I have an ant task set up like so:
<target name="unit-test" description="unit tests" depends="compile-tests">
<mkdir dir="${build}/test"/>
<mkdir dir="${build}/test/raw"/>
<mkdir dir="${build}/test/reports"/>
<!-- set up scratch database for tests -->
<mkdir dir="${build.dbTest}" />
<junit printsummary="yes" haltonfailure="no" maxmemory="512m" >
<classpath>
<pathelement path="${java.class.path}"/>
<pathelement path="${build.classes}"/>
<pathelement path="${build.test-classes}"/>
<fileset dir="lib" includes="*.jar"/>
<fileset dir="lib-test" includes="*.jar"/>
</classpath>
<formatter type="xml"/>
<sysproperty key="derby.system.home" value="${build.dbTest}" />
<batchtest fork="yes" todir="${build}/test/raw">
<fileset dir="${src.test}">
<include name="**/*Test.java"/>
</fileset>
</batchtest>
</junit>
<junitreport todir="${build}/test">
<fileset dir="${build}/test/raw"/>
<report todir="${build}/test/reports"/>
</junitreport>
</target>
Which works pretty well for running all my tests, but running all my tests really slows down my TDD Fail-Pass-Refactor groove.
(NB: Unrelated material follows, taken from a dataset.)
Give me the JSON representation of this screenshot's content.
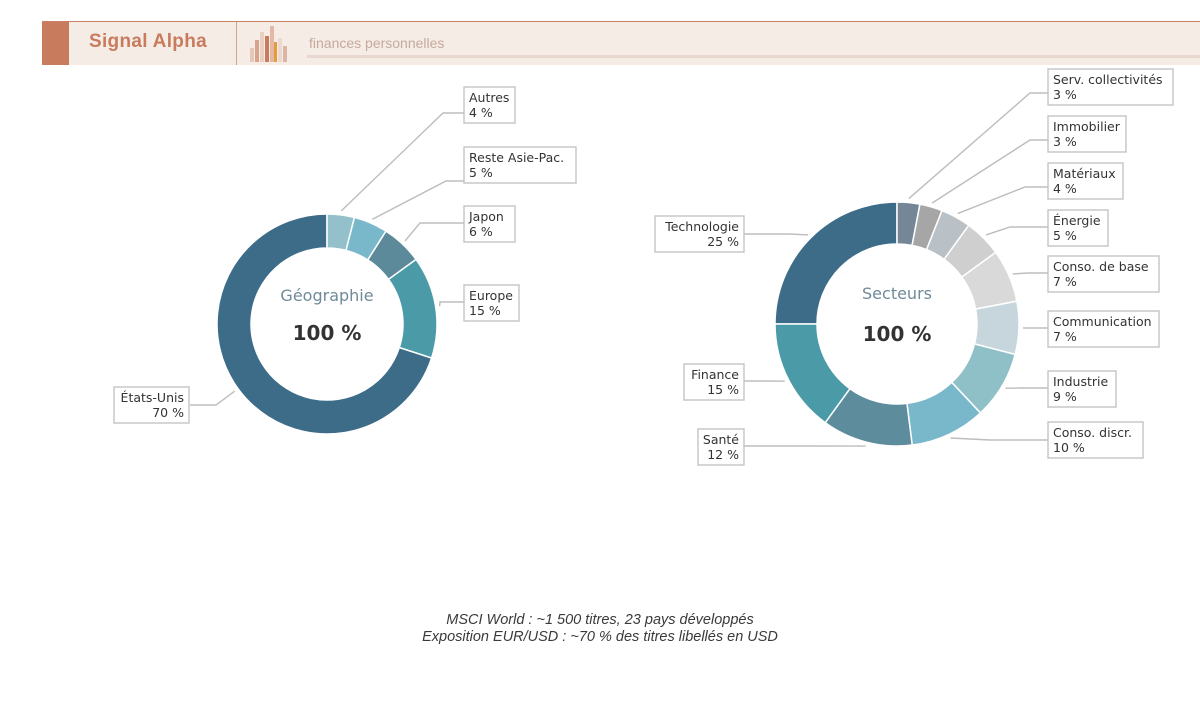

My full test suite takes about six minutes to run, which is way too long for quick response changes during TDD, especially since most of the time I only care about results from one test. The work flow I'd like to have would be
- create test for new feature/bug
- run only the new test (or at most only the test class I just modified)
- write some code
- iterate 2-3 until the new tests are passing
- run full set of tests to make sure nothing else broke
- plug any broken test into the 2-3 cycle above and repeat full cycle
- when all tests pass, declare victory.
TestNG seems to have capability for grouping tests, which seems ideal (I could have a "TDD" group for the tests I'm currently working with. Changing that when I start working on something is an acceptable level of manual configuration here), but I don't want to switch test frameworks unless I absolutely have to. Is there any way to do something similar, or another way to achieve my desired work flow, using JUnit?